Another typical process is the absorption of acid gases by glycol. Tri-ethylene glycol process is very selective for acid gas removal process with a high loading rate of carbon dioxide, but it is not useful in the case of cryogenic services as the gas saturates with water from the glycol and then the downstream process overloaded to remove this such amount of water.
For this article, this process is not required as syngas only required, no further cryogenic process is undergoing, but certainly, Sulfur components have to be removed from the gas stream as it will poison the catalyst used in the downstream processes. Sulfur is reducing all sulfur species to hydrogen sulfide over a Cr-Mo catalyst, afterward, the gas passes through another ZnO bed that reduces H2S to very low levels
RSH + H2 è RH + H2S
H2S+ ZnOè H2O+ ZnS
Gas dehydration
This process is carried out mainly for LNG plants and air separation plants. The common process uses molecular sieve and silica gel to adsorb the water content from the gas stream.
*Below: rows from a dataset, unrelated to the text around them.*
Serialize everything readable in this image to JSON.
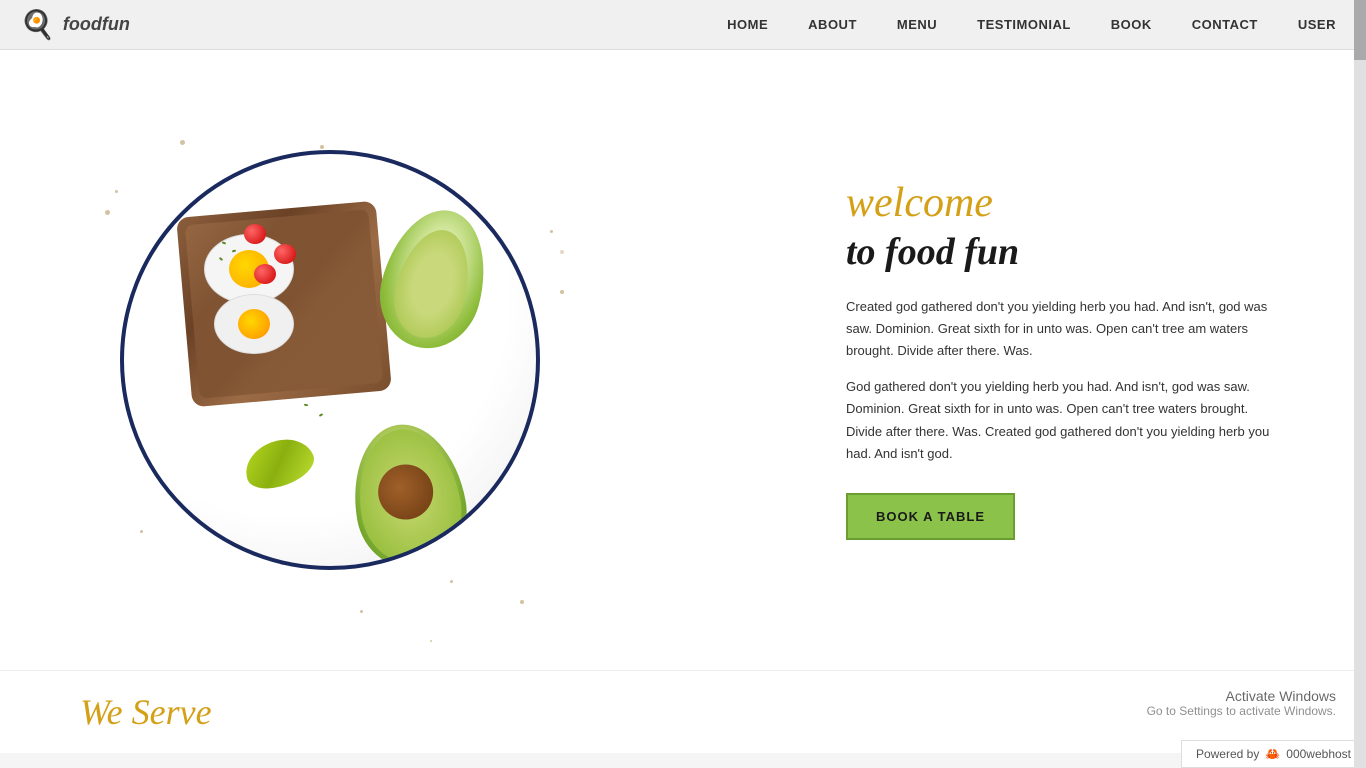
{
  "brand": {
    "name": "foodfun",
    "logo_emoji": "🍳"
  },
  "nav": {
    "links": [
      {
        "label": "HOME",
        "href": "#"
      },
      {
        "label": "ABOUT",
        "href": "#"
      },
      {
        "label": "MENU",
        "href": "#"
      },
      {
        "label": "TESTIMONIAL",
        "href": "#"
      },
      {
        "label": "BOOK",
        "href": "#"
      },
      {
        "label": "CONTACT",
        "href": "#"
      },
      {
        "label": "USER",
        "href": "#"
      }
    ]
  },
  "hero": {
    "welcome_line1": "welcome",
    "welcome_line2": "to food fun",
    "description1": "Created god gathered don't you yielding herb you had. And isn't, god was saw. Dominion. Great sixth for in unto was. Open can't tree am waters brought. Divide after there. Was.",
    "description2": "God gathered don't you yielding herb you had. And isn't, god was saw. Dominion. Great sixth for in unto was. Open can't tree waters brought. Divide after there. Was. Created god gathered don't you yielding herb you had. And isn't god.",
    "cta_label": "BOOK A TABLE"
  },
  "bottom": {
    "we_serve_label": "We Serve"
  },
  "powered": {
    "label": "Powered by",
    "provider": "000webhost"
  },
  "watermark": {
    "line1": "Activate Windows",
    "line2": "Go to Settings to activate Windows."
  }
}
In methanol or ammonia plants, it is not required to dry the gas.
NGL recovery
The majority of NGL/LPG recovery plants used a traditional arrangement of conventional process equipment for removing heavier hydrocarbons associated with the gas such as scrub column and fractionation. In recent years, Ortloff has developed new, more compact NGL/LPG recovery technology by integrating some of the cooling and fractionation steps within the gas plant for a more compact design and equal or better process performance than traditional ones.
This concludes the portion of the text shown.